Phidias: A Generative Model for Creating 3D Content from Text, Image, and 3D Conditions with Reference-Augmented Diffusion
Zhenwei Wang, Tengfei Wang, Zexin He, Gerhard Hancke, Ziwei Liu, Rynson W. H. Lau
TL;DR
Phidias addresses the challenge of producing high-quality, generalizable, and controllable 3D content from text, image, or 3D references. It introduces a reference-augmented diffusion framework that conditions a multi-view diffusion model on a 3D reference via canonical coordinate maps (CCMs), augmented by meta-ControlNet, dynamic reference routing, and self-reference augmentation, followed by sparse-view 3D reconstruction. The approach yields a first reference-based 3D-aware diffusion model and demonstrates strong improvements over state-of-the-art baselines across image-to-3D tasks, with versatile applications including text-to-3D, retrieval-augmented generation, and interactive 3D creation.
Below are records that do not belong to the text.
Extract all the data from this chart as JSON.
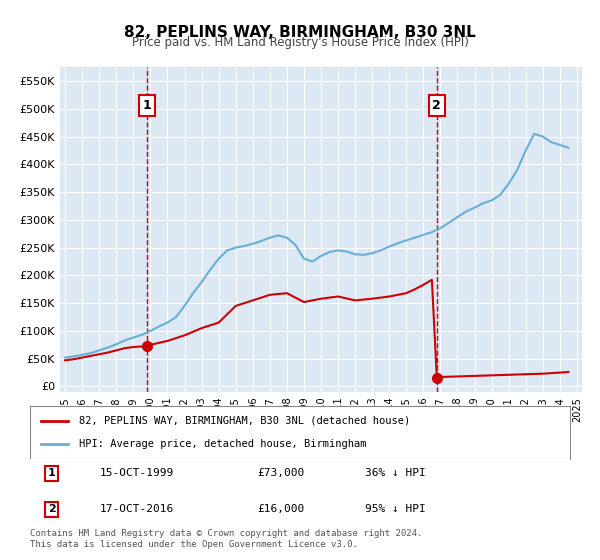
{
  "title": "82, PEPLINS WAY, BIRMINGHAM, B30 3NL",
  "subtitle": "Price paid vs. HM Land Registry's House Price Index (HPI)",
  "bg_color": "#dce9f5",
  "plot_bg_color": "#dce9f5",
  "hpi_color": "#6aaed6",
  "price_color": "#cc0000",
  "vline_color": "#cc0000",
  "marker_color": "#cc0000",
  "sale1_year": 1999.79,
  "sale1_price": 73000,
  "sale2_year": 2016.79,
  "sale2_price": 16000,
  "ylim_max": 575000,
  "ylim_min": -10000,
  "legend_label_price": "82, PEPLINS WAY, BIRMINGHAM, B30 3NL (detached house)",
  "legend_label_hpi": "HPI: Average price, detached house, Birmingham",
  "note1_label": "1",
  "note1_date": "15-OCT-1999",
  "note1_price": "£73,000",
  "note1_pct": "36% ↓ HPI",
  "note2_label": "2",
  "note2_date": "17-OCT-2016",
  "note2_price": "£16,000",
  "note2_pct": "95% ↓ HPI",
  "footer": "Contains HM Land Registry data © Crown copyright and database right 2024.\nThis data is licensed under the Open Government Licence v3.0."
}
The work offers a unified, controllable pipeline for 3D content generation that leverages external references and self-supervised training to enhance realism and generalization in practical scenarios.
Abstract
In 3D modeling, designers often use an existing 3D model as a reference to create new ones. This practice has inspired the development of Phidias, a novel generative model that uses diffusion for reference-augmented 3D generation. Given an image, our method leverages a retrieved or user-provided 3D reference model to guide the generation process, thereby enhancing the generation quality, generalization ability, and controllability. Our model integrates three key components: 1) meta-ControlNet that dynamically modulates the conditioning strength, 2) dynamic reference routing that mitigates misalignment between the input image and 3D reference, and 3) self-reference augmentations that enable self-supervised training with a progressive curriculum. Collectively, these designs result in a clear improvement over existing methods. Phidias establishes a unified framework for 3D generation using text, image, and 3D conditions with versatile applications.